I encountered an issue with the configuration mentioned above specifically when users try to connect via third-party mobile apps (e.g., clicking a link inside WhatsApp).

Since I haven't found a direct fix for the mobile app behavior yet, I implemented a workaround by adding a secondary button to the WHMCS product details page.
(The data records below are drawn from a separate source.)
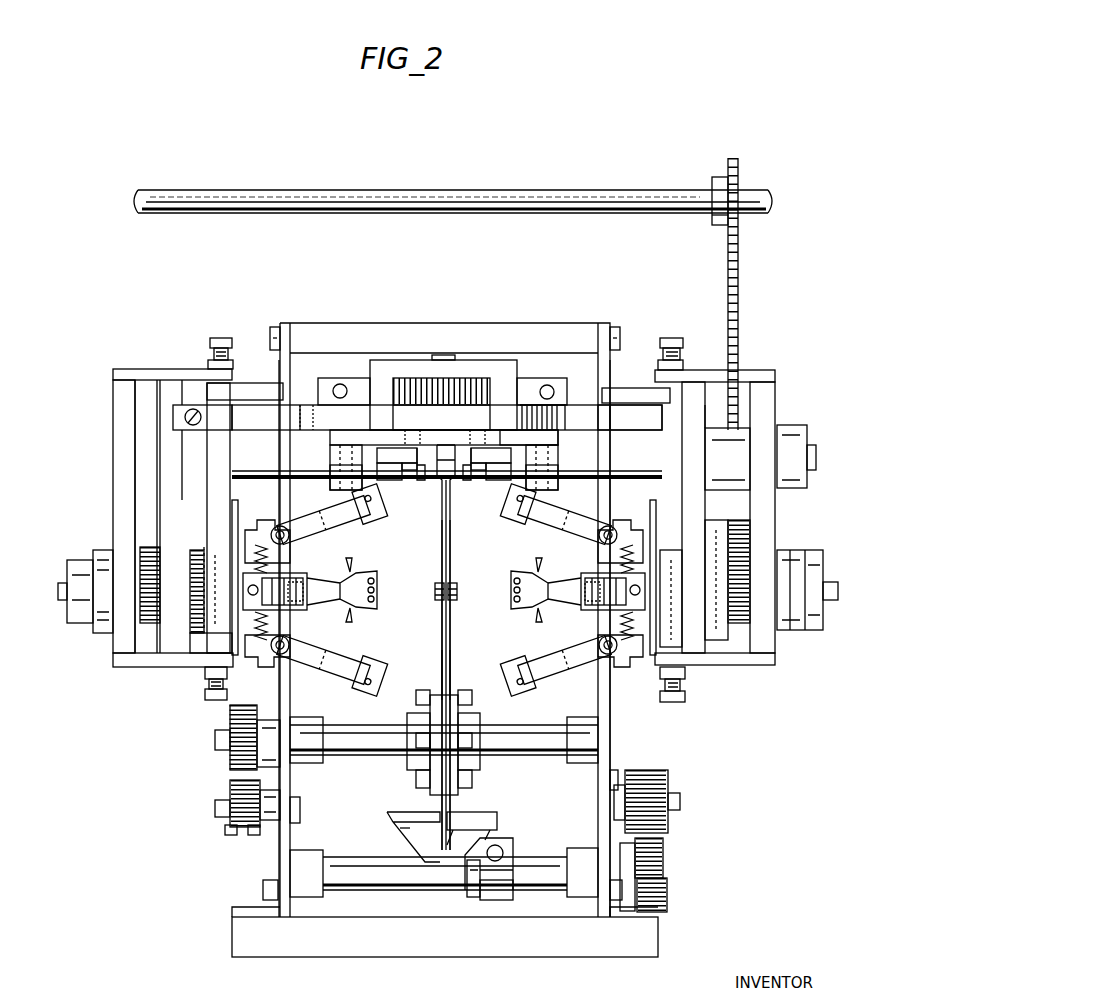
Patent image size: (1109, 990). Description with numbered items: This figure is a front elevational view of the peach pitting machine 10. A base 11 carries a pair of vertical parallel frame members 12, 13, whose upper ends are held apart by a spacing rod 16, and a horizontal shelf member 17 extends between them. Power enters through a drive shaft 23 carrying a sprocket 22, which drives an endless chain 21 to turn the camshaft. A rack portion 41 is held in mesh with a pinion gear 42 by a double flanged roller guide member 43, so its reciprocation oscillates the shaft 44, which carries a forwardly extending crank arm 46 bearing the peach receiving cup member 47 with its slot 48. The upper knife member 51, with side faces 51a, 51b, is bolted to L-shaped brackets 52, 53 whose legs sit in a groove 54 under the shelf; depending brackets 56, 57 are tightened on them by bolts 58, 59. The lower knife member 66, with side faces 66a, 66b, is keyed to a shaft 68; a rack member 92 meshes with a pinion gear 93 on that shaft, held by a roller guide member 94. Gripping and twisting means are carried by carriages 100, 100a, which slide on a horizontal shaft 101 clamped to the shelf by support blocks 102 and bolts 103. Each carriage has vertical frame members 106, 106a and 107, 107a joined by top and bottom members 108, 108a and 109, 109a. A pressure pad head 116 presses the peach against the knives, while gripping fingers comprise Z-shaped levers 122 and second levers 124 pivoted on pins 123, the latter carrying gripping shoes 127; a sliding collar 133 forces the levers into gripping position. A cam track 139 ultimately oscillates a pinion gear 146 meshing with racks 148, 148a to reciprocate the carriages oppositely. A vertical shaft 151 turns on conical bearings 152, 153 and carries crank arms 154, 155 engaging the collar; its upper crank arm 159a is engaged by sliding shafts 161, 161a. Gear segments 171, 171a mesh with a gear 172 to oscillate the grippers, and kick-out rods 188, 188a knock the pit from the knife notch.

The peach pitting machine 10 is at (145, 748).
The base 11 is at (368, 958).
The frame member 12 is at (290, 838).
The frame member 13 is at (600, 838).
The spacing rod 16 is at (568, 332).
The shelf member 17 is at (552, 438).
The endless chain 21 is at (741, 294).
The sprocket 22 is at (740, 186).
The power drive shaft 23 is at (656, 198).
The rack portion 41 is at (665, 845).
The pinion gear 42 is at (665, 906).
The double flanged roller guide member 43 is at (670, 775).
The shaft 44 is at (557, 862).
The crank arm 46 is at (475, 900).
The peach receiving cup member 47 is at (500, 842).
The slot 48 is at (452, 814).
The upper knife member 51 is at (441, 540).
The side face 51a is at (440, 568).
The side face 51b is at (451, 568).
The L-shaped bracket 52 is at (440, 505).
The L-shaped bracket 53 is at (452, 500).
The groove 54 is at (474, 440).
The depending bracket 56 is at (368, 480).
The depending bracket 57 is at (495, 480).
The bolt 58 is at (418, 480).
The bolt 59 is at (476, 480).
The lower knife member 66 is at (441, 632).
The side face 66a is at (440, 665).
The side face 66b is at (452, 665).
The shaft 68 is at (343, 750).
The rack member 92 is at (232, 782).
The pinion gear 93 is at (232, 728).
The double flanged roller guide member 94 is at (242, 833).
The carriage 100 is at (170, 519).
The carriage 100a is at (720, 502).
The horizontal shaft 101 is at (324, 485).
The support block 102 is at (332, 473).
The bolt 103 is at (336, 454).
The carriage frame member 106 is at (122, 404).
The carriage frame member 106a is at (722, 656).
The carriage frame member 107 is at (190, 437).
The carriage frame member 107a is at (782, 650).
The carriage frame member 108 is at (188, 374).
The carriage frame member 108a is at (757, 374).
The carriage frame member 109 is at (158, 667).
The carriage frame member 109a is at (750, 667).
The pressure pad head 116 is at (348, 570).
The Z-shaped lever 122 is at (286, 612).
The pin 123 is at (288, 556).
The second lever 124 is at (318, 655).
The peach gripping shoe 127 is at (364, 628).
The collar 133 is at (234, 514).
The cam track 139 is at (270, 392).
The pinion gear 146 is at (446, 398).
The rack 148 is at (268, 418).
The rack 148a is at (655, 422).
The shaft 151 is at (218, 504).
The conical bearing 152 is at (230, 353).
The conical bearing 153 is at (228, 685).
The crank arm 154 is at (202, 540).
The crank arm 155 is at (202, 656).
The crank arm 159a is at (644, 392).
The shaft 161 is at (350, 372).
The shaft 161a is at (572, 372).
The gear segment 171 is at (150, 535).
The gear segment 171a is at (742, 500).
The gear 172 is at (142, 617).
The kick-out rod 188 is at (434, 596).
The kick-out rod 188a is at (456, 596).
This allows the user to choose between the standard proxy connection (default) or an alternative login using port 2222 if the first one fails.

Here is the code snippet:

{if $moduleclientarea}
    <div class="text-center module-client-area" style="display: flex; flex-wrap: wrap; justify-content: center; gap: 10px;">
       
        {* --- Common Variable: Hidden Logout Field --- *}
        {assign var="myHiddenField" value='<input type="hidden" name="LOGOUT_URL" value="https://www.yourdomain.com.br/"> </form>'}

        {* --- BUTTON 1: Standard Login (No Port / Proxy) --- *}
        {* Remove :2222 if it exists and inject logout *}
        {$moduleclientarea|replace:':2222':''|replace:'</form>':$myHiddenField}


        {* --- BUTTON 2: Alternative Login (Port 2222) --- *}
        {* Step 1: Get the original HTML (which usually contains port 2222) *}
        {assign var="formAlt" value=$moduleclientarea}

        {* Step 2: Change button TEXT to indicate it is an alternative *}
        {assign var="formAlt" value=$formAlt|replace:'value="Login no DirectAdmin"':'value="Login Alternativo (2222)"'}

        {* Step 3: Change button STYLE (optional, to make it distinct/grey) *}
        {assign var="formAlt" value=$formAlt|replace:'class="button"':'class="button" style="background-color: #555; border-color: #555;"'}

        {* Step 4: Inject logout and Render *}
        {$formAlt|replace:'</form>':$myHiddenField}

    </div>
{/if}

 

[souzadavi]

I updated the tutorial above to fix mobile login error.